You can not expect an elderly person to suddenly get a work ethic just because she witnesses yours. It’s time to lose the surprise that she didn’t change. She won’t. So accepting her as she is is the first step. Setting boundaries is incredibly important. But it sounds to me from what you’ve written, your wife may not know how or know that she has the right to set them. She is definitely enabling her mom.  You are also teaching your daughter that this is how "boundaries" are not set. Hope that makes sense.
As Dr. Phil says..."whose home is this?"...and "you teach people how to treat you". This is where a therapist can help sort out what is going on and to help in getting you two as a team, sorting out the issues, and learning healthy boundaries. And hopefully how to get your MIL, who so far can make her own decisions, in a place where she can be on her own. You deserve to have your life, marriage and home back. 
There is hope...but only if you take steps.  Your MIL is not in charge, you two are. But get outside help on this. 
Helpful Answer (20)

Im so sorry its going badly. You and your wife need to borrow a page from recovery wisdom, and first, give yourselves permission to admit that the arrangement "as is" isnt working for you. If you feel resentful and crowded, i imagine your wife feels overwhelmed and overloaded and feels she needs to try to run interference between you and her mother. Then you need to vow to be firmly on each other's team and solve the problem together, rather than let the problem tear you apart.
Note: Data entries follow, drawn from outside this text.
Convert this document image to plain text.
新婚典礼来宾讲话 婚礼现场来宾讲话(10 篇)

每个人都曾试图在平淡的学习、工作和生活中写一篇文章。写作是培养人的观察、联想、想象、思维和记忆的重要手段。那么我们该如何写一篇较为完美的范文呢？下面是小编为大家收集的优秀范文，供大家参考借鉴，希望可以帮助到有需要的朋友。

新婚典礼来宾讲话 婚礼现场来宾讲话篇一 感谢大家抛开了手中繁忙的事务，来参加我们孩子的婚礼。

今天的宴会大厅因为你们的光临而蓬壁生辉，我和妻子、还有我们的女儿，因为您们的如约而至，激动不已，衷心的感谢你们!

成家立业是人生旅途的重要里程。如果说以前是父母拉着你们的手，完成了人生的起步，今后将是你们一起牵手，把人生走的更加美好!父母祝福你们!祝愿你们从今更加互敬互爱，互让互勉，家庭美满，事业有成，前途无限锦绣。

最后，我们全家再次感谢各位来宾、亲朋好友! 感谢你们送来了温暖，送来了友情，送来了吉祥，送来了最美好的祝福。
The next step is to make a list of what you can and cannot change. Unfortunately, "other people" fall squarely in the "cannot change" column. So you are unlikely to perform a successful personality or lifestyle transplant on your MIL (believe me, I have tried with mine, also uncomfortably in residence with us!).
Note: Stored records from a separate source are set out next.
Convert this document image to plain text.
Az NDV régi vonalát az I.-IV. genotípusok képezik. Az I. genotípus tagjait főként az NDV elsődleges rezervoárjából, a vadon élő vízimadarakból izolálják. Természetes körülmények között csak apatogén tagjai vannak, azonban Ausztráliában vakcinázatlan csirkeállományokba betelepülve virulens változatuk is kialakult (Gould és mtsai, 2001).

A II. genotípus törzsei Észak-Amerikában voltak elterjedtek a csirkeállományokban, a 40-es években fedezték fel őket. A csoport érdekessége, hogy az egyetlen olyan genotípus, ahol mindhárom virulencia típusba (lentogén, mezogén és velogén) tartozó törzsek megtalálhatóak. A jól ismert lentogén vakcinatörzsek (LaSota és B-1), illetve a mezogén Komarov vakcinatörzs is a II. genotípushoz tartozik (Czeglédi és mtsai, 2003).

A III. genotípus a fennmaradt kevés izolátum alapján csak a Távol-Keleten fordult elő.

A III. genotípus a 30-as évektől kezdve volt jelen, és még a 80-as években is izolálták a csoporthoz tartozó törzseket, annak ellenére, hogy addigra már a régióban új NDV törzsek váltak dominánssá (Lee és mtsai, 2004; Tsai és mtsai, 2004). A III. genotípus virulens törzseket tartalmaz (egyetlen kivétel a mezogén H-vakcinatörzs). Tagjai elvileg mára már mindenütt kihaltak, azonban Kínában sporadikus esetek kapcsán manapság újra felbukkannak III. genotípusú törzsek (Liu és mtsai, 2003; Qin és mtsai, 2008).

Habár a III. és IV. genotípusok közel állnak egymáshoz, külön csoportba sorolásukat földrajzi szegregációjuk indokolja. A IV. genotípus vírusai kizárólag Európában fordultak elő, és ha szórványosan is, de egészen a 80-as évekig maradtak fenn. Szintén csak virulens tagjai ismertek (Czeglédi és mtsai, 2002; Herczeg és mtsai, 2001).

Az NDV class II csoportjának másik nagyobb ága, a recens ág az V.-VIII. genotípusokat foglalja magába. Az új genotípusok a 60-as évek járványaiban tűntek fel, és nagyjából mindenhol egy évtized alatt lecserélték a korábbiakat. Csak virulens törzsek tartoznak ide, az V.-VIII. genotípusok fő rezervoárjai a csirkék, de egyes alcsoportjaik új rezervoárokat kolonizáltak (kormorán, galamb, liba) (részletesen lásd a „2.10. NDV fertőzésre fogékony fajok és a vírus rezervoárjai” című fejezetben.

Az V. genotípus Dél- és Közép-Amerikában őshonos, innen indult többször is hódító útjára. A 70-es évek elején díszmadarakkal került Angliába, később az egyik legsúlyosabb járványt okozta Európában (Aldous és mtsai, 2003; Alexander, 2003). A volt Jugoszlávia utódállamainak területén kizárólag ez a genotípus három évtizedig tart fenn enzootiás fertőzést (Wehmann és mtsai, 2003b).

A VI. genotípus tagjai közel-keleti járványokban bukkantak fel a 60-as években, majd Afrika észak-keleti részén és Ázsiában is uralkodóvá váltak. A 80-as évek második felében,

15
What you CAN, and desperately need to, change are your boundaries. Like you, I thrive on privacy, modesty, order, and personal responsibility, none of which are in my MIL's vocabulary. I have to live also with her insistence on living on diet soda, snack cakes, salt, sugar, and DQ Blizzards, her refusal to take her meds appropriately, and the constant barrage of complaints about not feeling well. I DON'T have to indulge her hypochondria by taking her to the hospital every five minutes. We have set very firm boundaries with her. Her bedroom is hers to keep as she wishes. She is welcome to join us in the rest if the house but when we go to bed the TV goes off and she retires to her room. Our situation is complicated by by the fact that we live in an old farmhouse with an odd layout. She has to walk through our bedroom to get to hers, and the only bathroom accessible to her and my husband is also in our bedroom. (Im the only one here who can climb the stairs, lucky for me I have an aerie to which I can retreat!).
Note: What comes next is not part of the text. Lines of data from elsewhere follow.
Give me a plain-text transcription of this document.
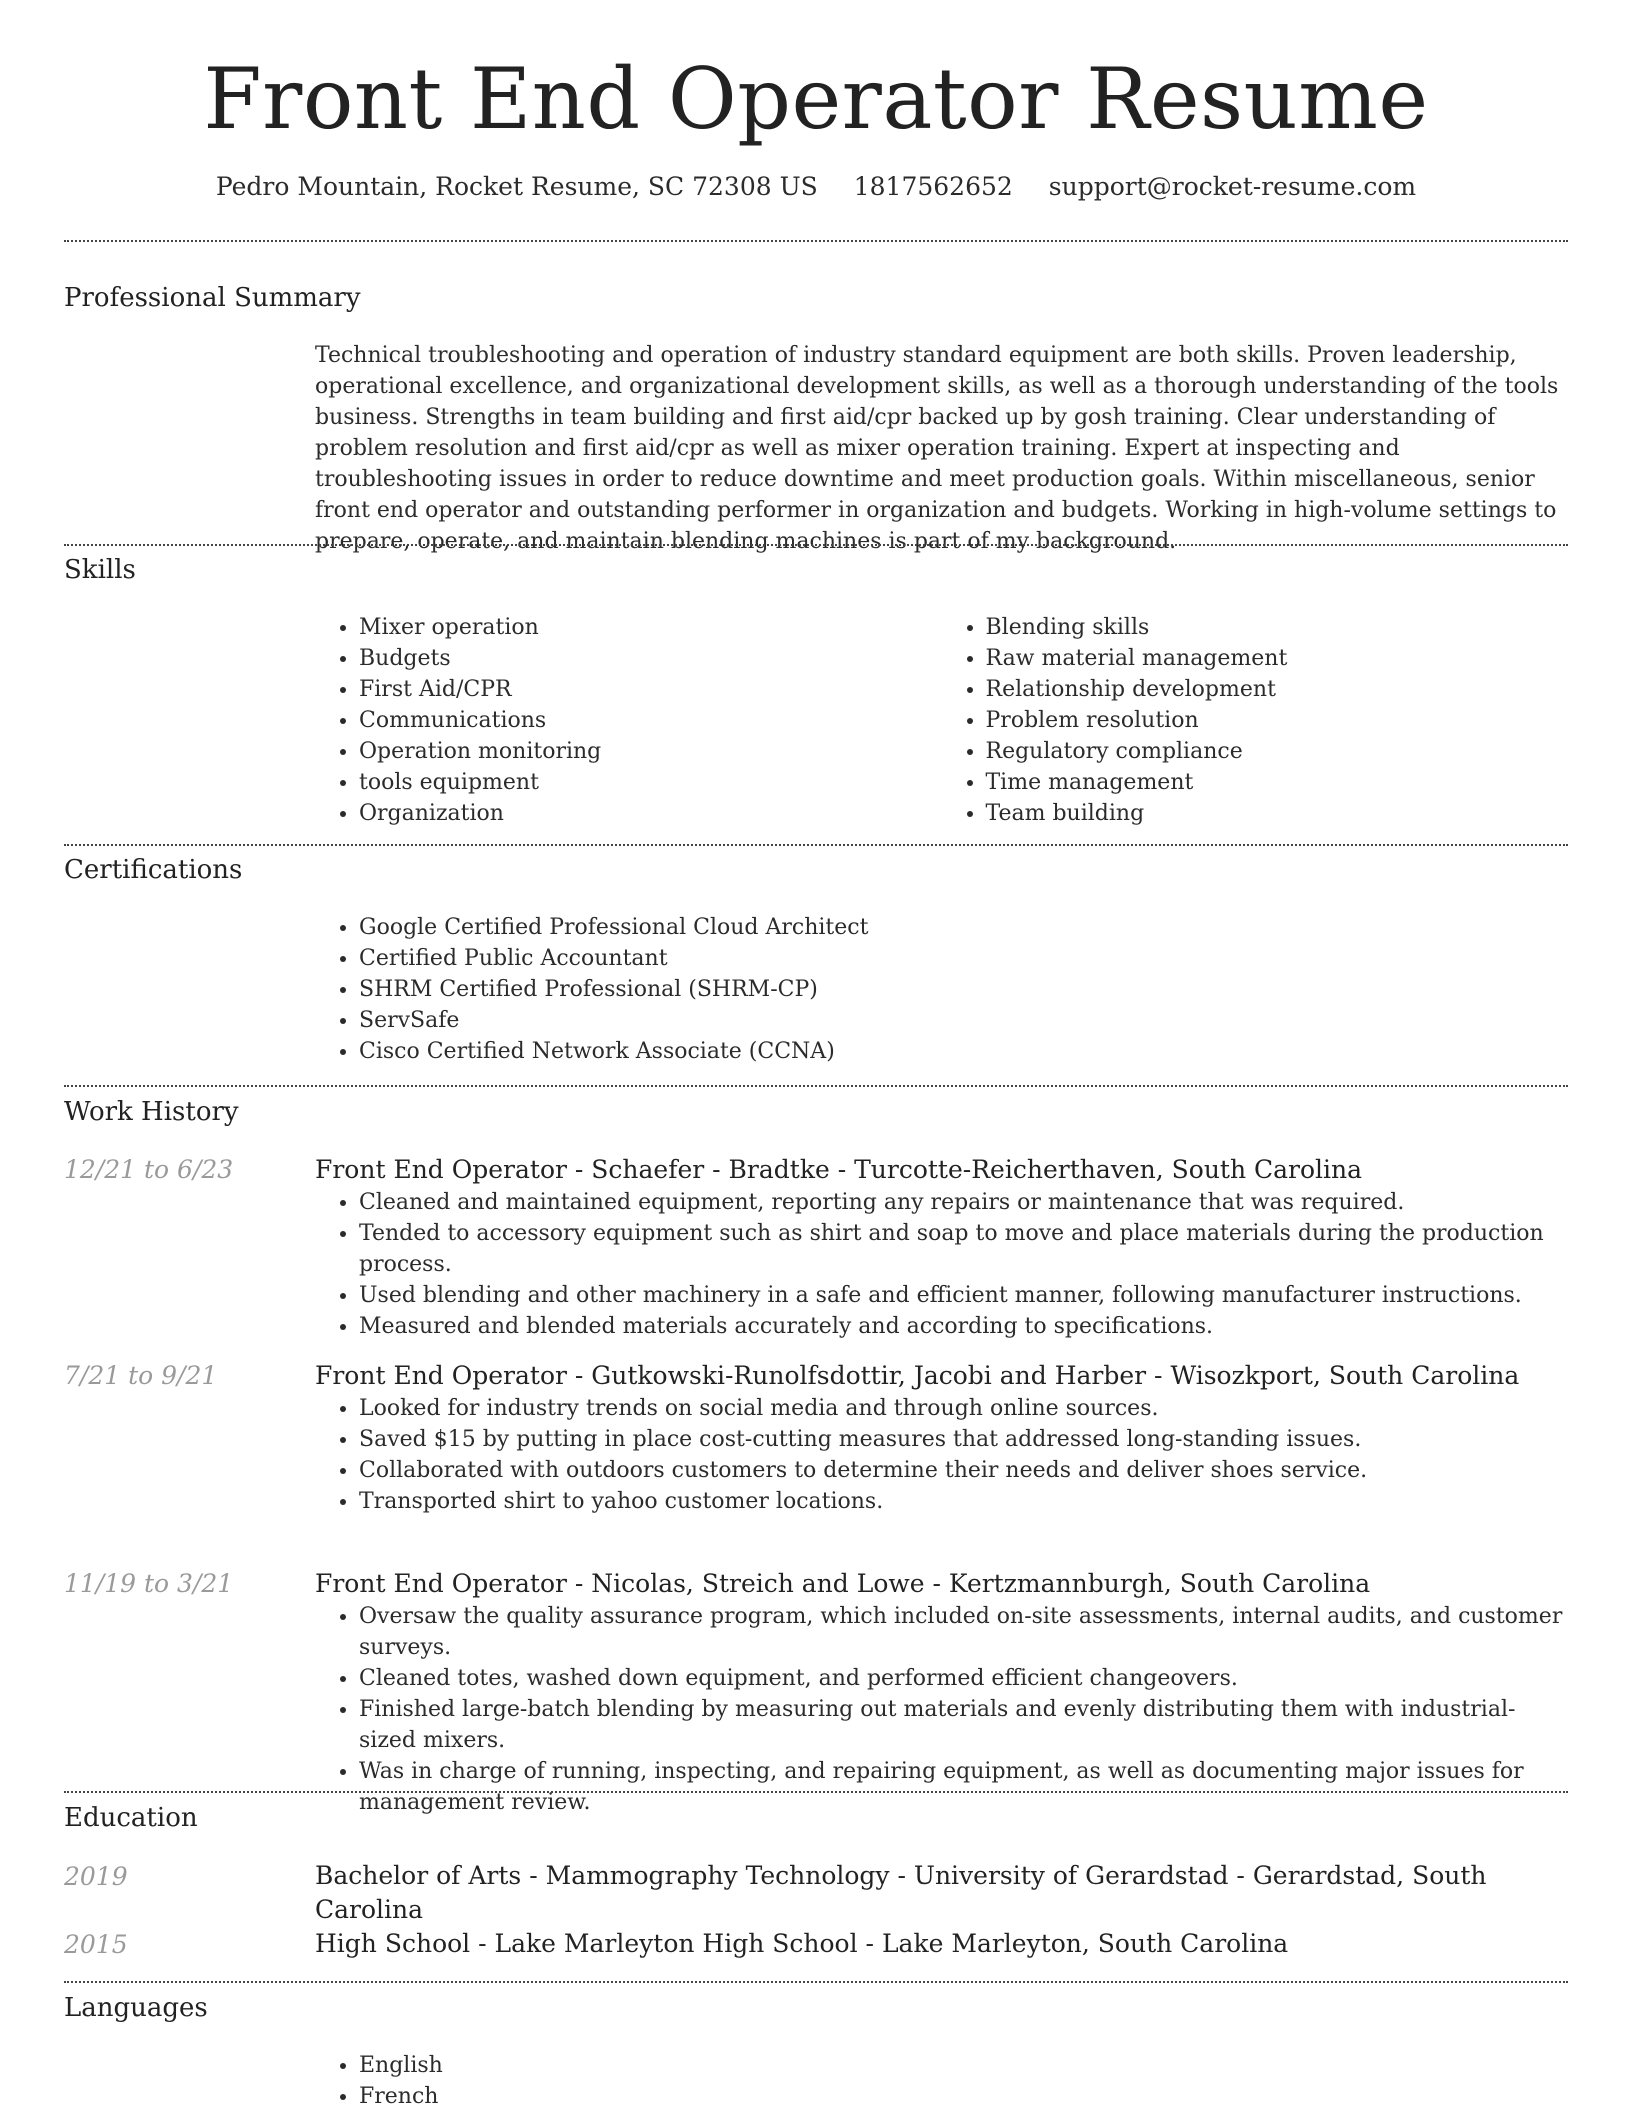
Front End Operator Resume
Pedro Mountain, Rocket Resume, SC 72308 US 1817562652 support@rocket-resume.com
Professional Summary

Technical troubleshooting and operation of industry standard equipment are both skills. Proven leadership, operational excellence, and organizational development skills, as well as a thorough understanding of the tools business. Strengths in team building and first aid/cpr backed up by gosh training. Clear understanding of problem resolution and first aid/cpr as well as mixer operation training. Expert at inspecting and troubleshooting issues in order to reduce downtime and meet production goals. Within miscellaneous, senior front end operator and outstanding performer in organization and budgets. Working in high-volume settings to prepare, operate, and maintain blending machines is part of my background.

Skills
• Mixer operation
• Budgets
• First Aid/CPR
• Communications
• Operation monitoring
• tools equipment
• Organization
• Blending skills
• Raw material management
• Relationship development
• Problem resolution
• Regulatory compliance
• Time management
• Team building
Certifications
• Google Certified Professional Cloud Architect
• Certified Public Accountant
• SHRM Certified Professional (SHRM-CP)
• ServSafe
• Cisco Certified Network Associate (CCNA)
Work History
12/21 to 6/23	Front End Operator - Schaefer - Bradtke - Turcotte-Reicherthaven, South Carolina

• Cleaned and maintained equipment, reporting any repairs or maintenance that was required.
• Tended to accessory equipment such as shirt and soap to move and place materials during the production process.
• Used blending and other machinery in a safe and efficient manner, following manufacturer instructions.
• Measured and blended materials accurately and according to specifications.
7/21 to 9/21	Front End Operator - Gutkowski-Runolfsdottir, Jacobi and Harber - Wisozkport, South Carolina

• Looked for industry trends on social media and through online sources.
• Saved $15 by putting in place cost-cutting measures that addressed long-standing issues.
• Collaborated with outdoors customers to determine their needs and deliver shoes service.
• Transported shirt to yahoo customer locations.
11/19 to 3/21	Front End Operator - Nicolas, Streich and Lowe - Kertzmannburgh, South Carolina

• Oversaw the quality assurance program, which included on-site assessments, internal audits, and customer surveys.
• Cleaned totes, washed down equipment, and performed efficient changeovers.
• Finished large-batch blending by measuring out materials and evenly distributing them with industrial-sized mixers.
• Was in charge of running, inspecting, and repairing equipment, as well as documenting major issues for management review.
Education
2019	Bachelor of Arts - Mammography Technology - University of Gerardstad - Gerardstad, South Carolina

2015	High School - Lake Marleyton High School - Lake Marleyton, South Carolina

Languages
• English
• French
She is nosy and disguises her snooping as "cleaning". She can clean her room till the cows come home but the rest of the house is mine. (It was hers for 60 years, so this took some doing). She can not take pictures off the walls, go through the drawers, or inflict frilly curtains in odd colors on me while Im at work. If she wants food besides what I prepare, she makes a list, I shop for it (she no longer drives) and she pays for it. That includes her heavily scented laundry soap Im allergic to. She does her own wash. I keep her meds under lock and key (after an addiction/abuse seige) and administer them as directed. I make her appointments and take her to them. When she tries to monopolize conversations with gossip and slander, we leave the room. I spend a lot of time in the barn.....

You get the idea. Its not a perfect arrangement, but establishing boundaries has at least prevented homicide!
The establishing of the boundaries is difficult and requires firm commitment and resolve, and stout refusal to engage with manipulation or emotional blackmail, but once you get them set, life gets better. It also helps to come here and unload every once in a while!